The CLI handles approval-count incrementing: similar prompts (≥0.6 Jaccard similarity) merge into one entry; the count bumps automatically across sessions.

**Optional**: if MemPalace MCP is available, you can also call `mcp__mempalace__store_memory` for cross-machine semantic search — but the local JSON is the source of truth.

## Step 6: Execute

Run the enriched prompt through the normal Claude workflow:
- If the task maps to an existing agent (planner, code-reviewer, etc.), delegate with the enriched prompt
- If it's direct work, proceed with the structured context
- The enriched prompt becomes the working context — not the raw input

## Confidence Tiers

The system gains independence through approval accumulation:

| Tier | Approval Count | Behavior |
|------|---------------|----------|
| **Learning** | 0 | Full enrichment shown, must approve |
| **Familiar** | 1–2 | Enrichment shown with "Looks right?" confirmation |
| **Trusted** | 3–4 | One-line summary shown, auto-proceeds after 3s |
| **Independent** | 5+ | Silent enrichment, no confirmation needed |

User can always override: "show me the prompt" forces full display regardless of tier.

## Example

**Raw prompt**: "fix the login"

**Enriched prompt**:
- **Instructions**: Debug and fix the login authentication flow.

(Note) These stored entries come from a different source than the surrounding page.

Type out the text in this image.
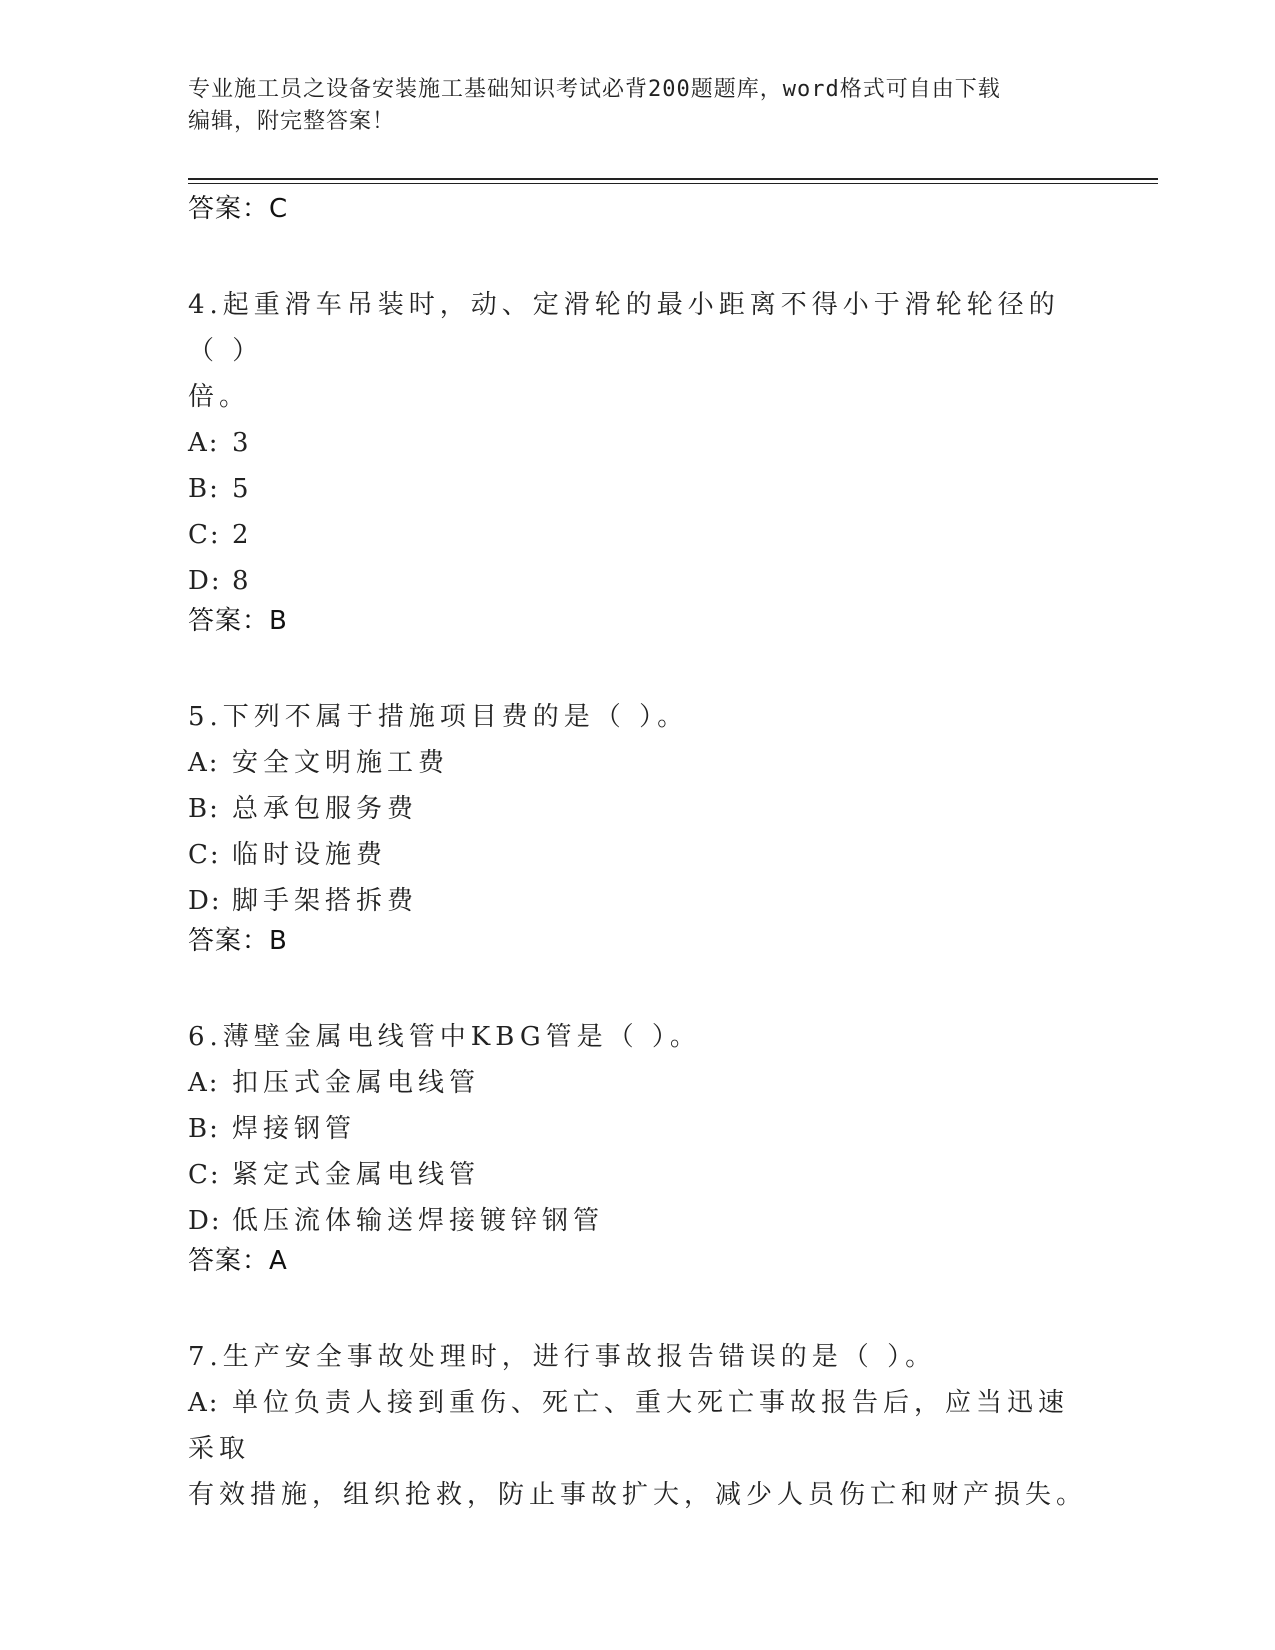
专业施工员之设备安装施工基础知识考试必背200题题库，word格式可自由下载
编辑，附完整答案！
答案：C
4.起重滑车吊装时，动、定滑轮的最小距离不得小于滑轮轮径的（ ）
倍。
A: 3
B: 5
C: 2
D: 8
答案：B
5.下列不属于措施项目费的是（ ）。
A: 安全文明施工费
B: 总承包服务费
C: 临时设施费
D: 脚手架搭拆费
答案：B
6.薄壁金属电线管中KBG管是（ ）。
A: 扣压式金属电线管
B: 焊接钢管
C: 紧定式金属电线管
D: 低压流体输送焊接镀锌钢管
答案：A
7.生产安全事故处理时，进行事故报告错误的是（ ）。
A: 单位负责人接到重伤、死亡、重大死亡事故报告后，应当迅速采取
有效措施，组织抢救，防止事故扩大，减少人员伤亡和财产损失。
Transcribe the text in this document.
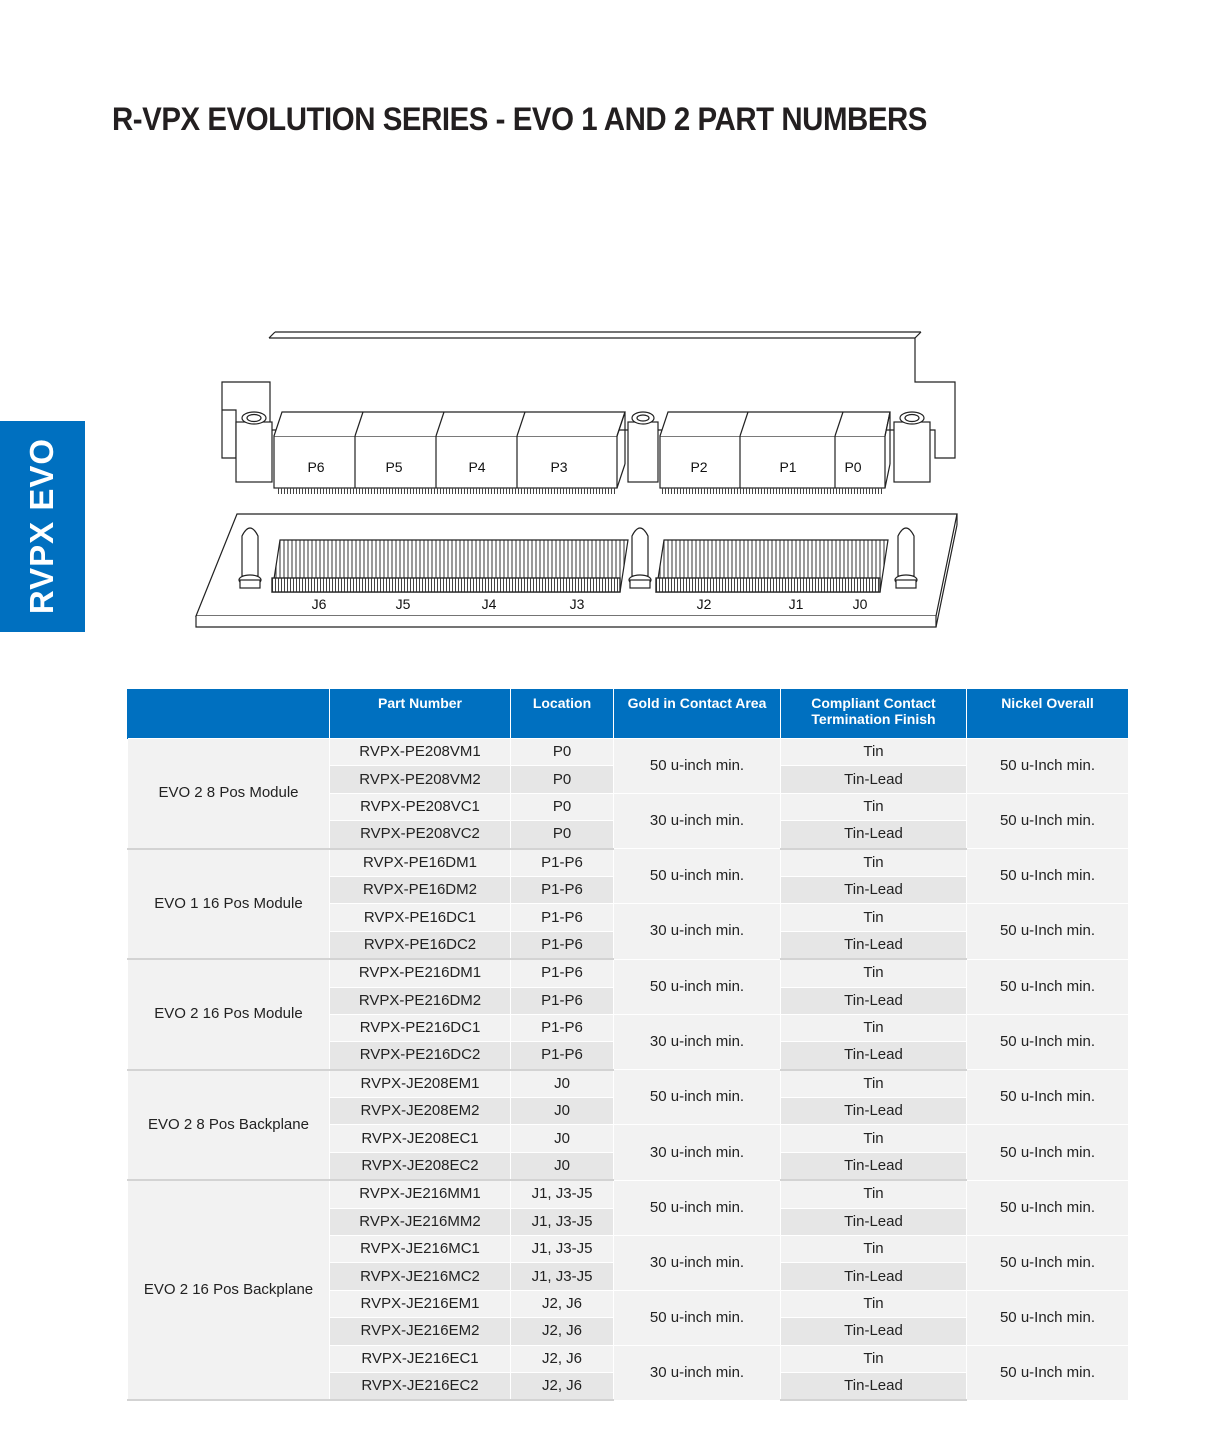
R-VPX EVOLUTION SERIES - EVO 1 AND 2 PART NUMBERS
RVPX EVO	P6	P5	P4	P3	P2	P1	P0
J6	J5	J4	J3	J2	J1	J0
	Part Number	Location	Gold in Contact Area	Compliant Contact
Termination Finish	Nickel Overall
EVO 2 8 Pos Module	RVPX-PE208VM1	P0	50 u-inch min.	Tin	50 u-Inch min.
	RVPX-PE208VM2	P0		Tin-Lead	
	RVPX-PE208VC1	P0	30 u-inch min.	Tin	50 u-Inch min.
	RVPX-PE208VC2	P0		Tin-Lead	
EVO 1 16 Pos Module	RVPX-PE16DM1	P1-P6	50 u-inch min.	Tin	50 u-Inch min.
	RVPX-PE16DM2	P1-P6		Tin-Lead	
	RVPX-PE16DC1	P1-P6	30 u-inch min.	Tin	50 u-Inch min.
	RVPX-PE16DC2	P1-P6		Tin-Lead	
EVO 2 16 Pos Module	RVPX-PE216DM1	P1-P6	50 u-inch min.	Tin	50 u-Inch min.
	RVPX-PE216DM2	P1-P6		Tin-Lead	
	RVPX-PE216DC1	P1-P6	30 u-inch min.	Tin	50 u-Inch min.
	RVPX-PE216DC2	P1-P6		Tin-Lead	
EVO 2 8 Pos Backplane	RVPX-JE208EM1	J0	50 u-inch min.	Tin	50 u-Inch min.
	RVPX-JE208EM2	J0		Tin-Lead	
	RVPX-JE208EC1	J0	30 u-inch min.	Tin	50 u-Inch min.
	RVPX-JE208EC2	J0		Tin-Lead	
EVO 2 16 Pos Backplane	RVPX-JE216MM1	J1, J3-J5	50 u-inch min.	Tin	50 u-Inch min.
	RVPX-JE216MM2	J1, J3-J5		Tin-Lead	
	RVPX-JE216MC1	J1, J3-J5	30 u-inch min.	Tin	50 u-Inch min.
	RVPX-JE216MC2	J1, J3-J5		Tin-Lead	
	RVPX-JE216EM1	J2, J6	50 u-inch min.	Tin	50 u-Inch min.
	RVPX-JE216EM2	J2, J6		Tin-Lead	
	RVPX-JE216EC1	J2, J6	30 u-inch min.	Tin	50 u-Inch min.
	RVPX-JE216EC2	J2, J6		Tin-Lead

Use chain-of-thought reasoning to trace the failure path. Do NOT modify the OAuth provider configuration or change the session storage mechanism.
- **Context**: Project uses Auth.js v5 with GitHub OAuth. Auth config is at `src/lib/auth.ts`. Session management uses JWT strategy. Recent MEMORY.md notes mention a redirect loop issue after OAuth callback.
- **Input**: `src/lib/auth.ts`, `src/app/api/auth/[...nextauth]/route.ts`, `src/middleware.ts`, browser console errors if available.
- **Output**: Fixed authentication code with explanation of root cause. Include test for the fix. Preserve backward compatibility with existing sessions.